The European Union wants to implement the plan without pointing fingers at the Americans. However, the latter has never been enthusiastic about the idea of ​​a tax that specifically targets hundreds of digital companies, a large part of which comes from the Atlantic Ocean.

Bercy and Brussels believe that the terms of their digital tax application are in line with the US government … but do not completely abandon the plan in the face of strong US opposition.

Thomas Susportas with Paul Lewis

Latest articles

Driving Efficiency: How Telematics Can Transform Fleet Management in Ireland

Fleet management in Ireland is changing and fast. Modern telematics technology now allows business...

Building a Supportive Community for Weight Loss: Why It Matters

Starting a new weight loss journey can feel a little overwhelming and lonely too,...

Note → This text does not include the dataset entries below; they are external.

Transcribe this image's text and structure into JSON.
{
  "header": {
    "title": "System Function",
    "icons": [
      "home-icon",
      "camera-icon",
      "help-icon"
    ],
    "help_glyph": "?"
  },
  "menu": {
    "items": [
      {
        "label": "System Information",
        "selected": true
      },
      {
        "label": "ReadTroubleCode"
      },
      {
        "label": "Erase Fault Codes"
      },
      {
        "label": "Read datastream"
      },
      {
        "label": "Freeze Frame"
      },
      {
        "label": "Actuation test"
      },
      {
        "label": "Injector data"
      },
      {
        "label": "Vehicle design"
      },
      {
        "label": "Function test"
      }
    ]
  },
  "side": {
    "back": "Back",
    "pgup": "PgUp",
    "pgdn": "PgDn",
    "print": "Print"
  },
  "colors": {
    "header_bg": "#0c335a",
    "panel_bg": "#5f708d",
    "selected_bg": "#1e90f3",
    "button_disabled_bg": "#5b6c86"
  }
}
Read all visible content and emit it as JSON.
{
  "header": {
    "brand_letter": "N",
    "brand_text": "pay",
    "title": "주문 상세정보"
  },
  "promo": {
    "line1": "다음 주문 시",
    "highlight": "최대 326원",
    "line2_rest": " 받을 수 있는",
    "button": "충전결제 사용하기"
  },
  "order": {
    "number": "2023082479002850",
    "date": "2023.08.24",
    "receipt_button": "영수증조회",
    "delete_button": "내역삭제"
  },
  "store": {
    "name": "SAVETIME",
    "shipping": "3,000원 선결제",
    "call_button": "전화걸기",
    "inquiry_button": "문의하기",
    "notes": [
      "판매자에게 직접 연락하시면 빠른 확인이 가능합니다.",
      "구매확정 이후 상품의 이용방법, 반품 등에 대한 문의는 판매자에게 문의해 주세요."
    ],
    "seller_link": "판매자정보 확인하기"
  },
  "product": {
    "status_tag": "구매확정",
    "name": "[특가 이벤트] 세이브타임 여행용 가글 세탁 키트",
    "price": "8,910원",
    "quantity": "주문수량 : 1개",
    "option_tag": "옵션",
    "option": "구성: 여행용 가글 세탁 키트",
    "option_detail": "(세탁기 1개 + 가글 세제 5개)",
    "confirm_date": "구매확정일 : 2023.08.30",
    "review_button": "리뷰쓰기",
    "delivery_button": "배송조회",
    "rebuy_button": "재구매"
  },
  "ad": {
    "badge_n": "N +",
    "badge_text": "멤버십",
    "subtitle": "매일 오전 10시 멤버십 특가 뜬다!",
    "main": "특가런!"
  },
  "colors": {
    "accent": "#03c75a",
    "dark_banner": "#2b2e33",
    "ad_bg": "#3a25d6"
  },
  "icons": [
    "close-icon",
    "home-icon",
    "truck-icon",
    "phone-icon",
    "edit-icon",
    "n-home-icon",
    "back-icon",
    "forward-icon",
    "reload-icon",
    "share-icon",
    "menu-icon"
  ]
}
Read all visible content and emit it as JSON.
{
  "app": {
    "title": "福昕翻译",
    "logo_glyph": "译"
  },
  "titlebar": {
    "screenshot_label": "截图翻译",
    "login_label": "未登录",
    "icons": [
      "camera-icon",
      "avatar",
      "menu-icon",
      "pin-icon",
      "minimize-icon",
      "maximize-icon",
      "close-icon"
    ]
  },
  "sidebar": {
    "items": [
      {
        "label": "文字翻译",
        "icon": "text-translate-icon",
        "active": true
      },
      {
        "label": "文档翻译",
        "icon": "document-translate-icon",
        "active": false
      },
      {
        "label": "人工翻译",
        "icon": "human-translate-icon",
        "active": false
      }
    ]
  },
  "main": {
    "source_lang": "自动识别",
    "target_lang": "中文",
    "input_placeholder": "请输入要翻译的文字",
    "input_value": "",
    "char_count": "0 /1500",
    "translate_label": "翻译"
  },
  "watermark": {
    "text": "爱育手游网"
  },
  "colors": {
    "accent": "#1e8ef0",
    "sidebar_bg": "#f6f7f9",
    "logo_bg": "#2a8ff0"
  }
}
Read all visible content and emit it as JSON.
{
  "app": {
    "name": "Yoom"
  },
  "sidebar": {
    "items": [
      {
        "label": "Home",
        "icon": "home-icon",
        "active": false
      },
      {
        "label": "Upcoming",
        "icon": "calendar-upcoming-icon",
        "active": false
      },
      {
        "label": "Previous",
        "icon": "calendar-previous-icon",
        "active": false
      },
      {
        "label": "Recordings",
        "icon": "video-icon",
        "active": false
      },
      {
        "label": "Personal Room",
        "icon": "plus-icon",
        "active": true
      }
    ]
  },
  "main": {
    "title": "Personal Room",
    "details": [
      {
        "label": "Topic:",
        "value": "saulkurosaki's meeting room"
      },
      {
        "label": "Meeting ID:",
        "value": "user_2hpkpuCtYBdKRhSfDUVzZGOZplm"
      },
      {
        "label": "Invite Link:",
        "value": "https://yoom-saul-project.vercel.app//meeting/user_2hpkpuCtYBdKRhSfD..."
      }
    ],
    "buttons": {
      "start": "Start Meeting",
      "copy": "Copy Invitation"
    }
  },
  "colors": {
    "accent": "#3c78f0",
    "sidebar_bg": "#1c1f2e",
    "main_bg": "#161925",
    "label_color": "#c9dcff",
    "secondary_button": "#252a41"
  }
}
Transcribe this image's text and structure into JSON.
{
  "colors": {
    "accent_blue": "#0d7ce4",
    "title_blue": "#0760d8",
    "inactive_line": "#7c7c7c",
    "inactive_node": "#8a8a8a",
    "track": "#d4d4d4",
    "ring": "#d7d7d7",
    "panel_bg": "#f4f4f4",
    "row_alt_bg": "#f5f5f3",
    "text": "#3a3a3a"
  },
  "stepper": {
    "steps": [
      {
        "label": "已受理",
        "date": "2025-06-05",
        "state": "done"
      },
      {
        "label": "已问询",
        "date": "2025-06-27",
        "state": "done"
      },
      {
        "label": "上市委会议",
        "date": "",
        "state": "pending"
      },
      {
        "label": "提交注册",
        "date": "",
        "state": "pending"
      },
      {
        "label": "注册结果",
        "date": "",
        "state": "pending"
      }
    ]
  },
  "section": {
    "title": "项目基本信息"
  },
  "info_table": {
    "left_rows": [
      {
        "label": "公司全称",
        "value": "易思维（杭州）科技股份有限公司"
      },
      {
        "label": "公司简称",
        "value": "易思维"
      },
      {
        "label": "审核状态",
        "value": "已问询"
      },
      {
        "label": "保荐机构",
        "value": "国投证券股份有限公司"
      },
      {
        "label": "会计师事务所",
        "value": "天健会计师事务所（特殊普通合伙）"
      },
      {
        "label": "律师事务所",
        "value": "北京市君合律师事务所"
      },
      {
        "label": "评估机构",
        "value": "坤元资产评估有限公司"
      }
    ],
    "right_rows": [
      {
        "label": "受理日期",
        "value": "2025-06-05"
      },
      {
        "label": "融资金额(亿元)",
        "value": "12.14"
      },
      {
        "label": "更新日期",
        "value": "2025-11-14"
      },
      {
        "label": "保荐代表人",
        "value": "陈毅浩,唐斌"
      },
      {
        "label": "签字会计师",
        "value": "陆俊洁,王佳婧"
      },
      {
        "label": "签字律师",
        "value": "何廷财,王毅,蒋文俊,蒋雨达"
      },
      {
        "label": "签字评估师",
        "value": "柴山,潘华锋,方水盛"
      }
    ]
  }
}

Golf: Irish Open winner Rasmus Højgaard breaks Rory McIlroy's heart

Rasmus Højgaard birdied his last three...

Travel to the United Kingdom: Everything you need to know about the new paid visa soon to be mandatory

"The ETA (Electronic Travel Authorization) is being sought to improve security and modernize the...

More like this

Driving Efficiency: How Telematics Can Transform Fleet Management in Ireland

Fleet management in Ireland is changing and fast. Modern telematics technology now allows business...

Building a Supportive Community for Weight Loss: Why It Matters

Starting a new weight loss journey can feel a little overwhelming and lonely too,...

Golf: Irish Open winner Rasmus Højgaard breaks Rory McIlroy's heart

Rasmus Højgaard birdied his last three...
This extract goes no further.